The Roman Catholic Church will make a major push next month for an overhaul of immigration policy in an effort to persuade Congress to support legislation that includes a path to citizenship for illegal immigrants.
Catholic bishops and priests from major dioceses across the country will preach in favor of immigration reform in a move that will also include advertising and phone calls directed at Catholic lawmakers and "prayerful marches" in districts where the issue is controversial, reports The New York Times
'We want to try to pull out all the stops," Kevin Appleby, the director of migration policy at the United Sates Conference of Catholic Bishops, told the newspaper, adding, "They have to hear the message that we want this done, and if you're not successful during the summer, you're not going to win by the end of the year."
According to the Pew Research Center's Religion and Public Life Project
, Catholics are the largest single religious group in Congress, accounting for just over 30 percent of its members; The House currently has 136 Catholic representatives, including Speaker John Boehner.
The Church is hoping public support by priests and bishops will persuade reluctant lawmakers to back an overhaul despite opposition by conservatives. "The connection between a pastor and their congregation is really like nothing else in society," Ali Noorani, the executive director of the National Immigration Forum, told the Times.

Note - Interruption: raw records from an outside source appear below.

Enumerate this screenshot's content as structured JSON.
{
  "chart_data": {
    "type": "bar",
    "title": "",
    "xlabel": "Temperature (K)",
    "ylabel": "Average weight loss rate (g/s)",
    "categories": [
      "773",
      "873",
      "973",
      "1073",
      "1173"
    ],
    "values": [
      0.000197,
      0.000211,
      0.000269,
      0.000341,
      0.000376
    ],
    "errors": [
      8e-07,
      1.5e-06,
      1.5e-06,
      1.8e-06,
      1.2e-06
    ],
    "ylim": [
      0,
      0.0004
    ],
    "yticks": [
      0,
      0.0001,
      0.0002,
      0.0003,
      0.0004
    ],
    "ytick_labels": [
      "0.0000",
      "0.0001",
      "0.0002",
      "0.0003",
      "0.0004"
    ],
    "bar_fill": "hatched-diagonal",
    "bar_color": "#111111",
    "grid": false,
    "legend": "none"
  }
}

Cecilia Munoz, the director of the White House Domestic Policy Council, acknowledged that Catholic leaders have taken part in outreach meetings with administration officials, telling the newspaper, "It's pretty rare for the Catholics to take on an issue like this straight to the pews. This is actually a much more across-the-church effort, and it shows. "
The effort by Catholic priests and bishops began last Thursday, the day of the Feast of the Assumption of Mary, and will continue through mid-October, when members of the lower chamber are expected to vote on immigration legislation.
Related: House Won't Vote on Immigration Bill Any Time Soon
Nearly a dozen major dioceses and archdioceses, including Chicago, Cincinnati, Los Angeles, Brooklyn and San Antonio have reportedly committed to holding Masses or events on or around Sept. 8, while the Archdiocese of New York is apparently considering how it might take part.